Founding story
In 2012, Tiffany Henderson noticed something happening among the oldest students at Tiffany's Dance Academy in Livermore, California. The high schoolers were quietly running the place. They were leading warm-ups for the youngest classes. They were organizing fundraisers for community partners. They were mentoring eight-year-olds whose first ballet class they themselves had taken a decade earlier. None of it was on a syllabus.
Raising the Barre was founded that year to give that behavior a structure. The premise was simple: dancers who already had the discipline of class and the muscle memory of performance had built skills that translated — if you let them — into leadership, service, and self-direction. RTB existed to make that translation explicit, give it a pathway to scholarship money, and offer it to dancers across affiliated studios who weren't being recognized for the work they were already doing.
Over the next decade the program grew through partnership, not franchise. Independent dance studios across the country applied to open chapters. Today twenty-five chapters operate in thirteen states, each running RTB inside their own studio under a common framework: four pillars, seasonal participation requirements, and eligibility for a national scholarship fund.
The research arrived later.

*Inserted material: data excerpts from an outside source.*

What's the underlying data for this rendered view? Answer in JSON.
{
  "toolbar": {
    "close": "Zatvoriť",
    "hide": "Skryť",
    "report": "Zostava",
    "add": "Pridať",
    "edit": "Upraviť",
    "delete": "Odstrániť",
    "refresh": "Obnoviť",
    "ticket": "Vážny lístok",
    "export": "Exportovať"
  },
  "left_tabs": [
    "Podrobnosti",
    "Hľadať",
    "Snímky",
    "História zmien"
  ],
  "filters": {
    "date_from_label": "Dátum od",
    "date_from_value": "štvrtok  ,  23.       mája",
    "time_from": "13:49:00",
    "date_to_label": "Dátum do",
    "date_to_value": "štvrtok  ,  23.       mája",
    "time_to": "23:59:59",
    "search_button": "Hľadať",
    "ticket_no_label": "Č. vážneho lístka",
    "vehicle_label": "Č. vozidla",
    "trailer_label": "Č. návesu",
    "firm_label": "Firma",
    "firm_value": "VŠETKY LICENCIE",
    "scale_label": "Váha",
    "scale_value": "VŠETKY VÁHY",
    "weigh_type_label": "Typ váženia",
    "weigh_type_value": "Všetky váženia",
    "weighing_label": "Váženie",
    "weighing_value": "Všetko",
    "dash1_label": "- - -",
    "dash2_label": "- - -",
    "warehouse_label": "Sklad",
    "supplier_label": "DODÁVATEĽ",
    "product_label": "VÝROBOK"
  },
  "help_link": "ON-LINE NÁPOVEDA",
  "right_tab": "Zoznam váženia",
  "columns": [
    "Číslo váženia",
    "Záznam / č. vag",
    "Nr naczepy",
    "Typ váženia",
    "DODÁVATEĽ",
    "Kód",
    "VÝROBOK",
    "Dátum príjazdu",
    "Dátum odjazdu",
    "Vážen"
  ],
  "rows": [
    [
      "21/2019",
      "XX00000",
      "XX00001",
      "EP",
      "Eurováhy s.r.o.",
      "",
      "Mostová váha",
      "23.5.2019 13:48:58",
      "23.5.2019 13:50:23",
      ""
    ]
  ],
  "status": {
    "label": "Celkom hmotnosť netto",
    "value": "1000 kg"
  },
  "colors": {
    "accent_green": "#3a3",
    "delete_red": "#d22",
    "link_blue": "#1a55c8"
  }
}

In 2022, with the help of UPenn's Liberal and Professional Studies and an active IRB protocol, data collection began on what dance class actually does to mood in children and adolescents. By 2025, Tiffany had completed her Master of Applied Positive Psychology at UPenn — in the program founded by Dr. Martin Seligman — and the manuscript was in submission. In June 2026, the paper was published in Frontiers in Psychology, and a second study launched at Stanford on executive function in young dancers.
What started as a way to honor what teenage dancers were already doing in their studios is now a research-backed nonprofit asking a quieter question: what is dance class actually for, and what does it do for the people who show up to it week after week?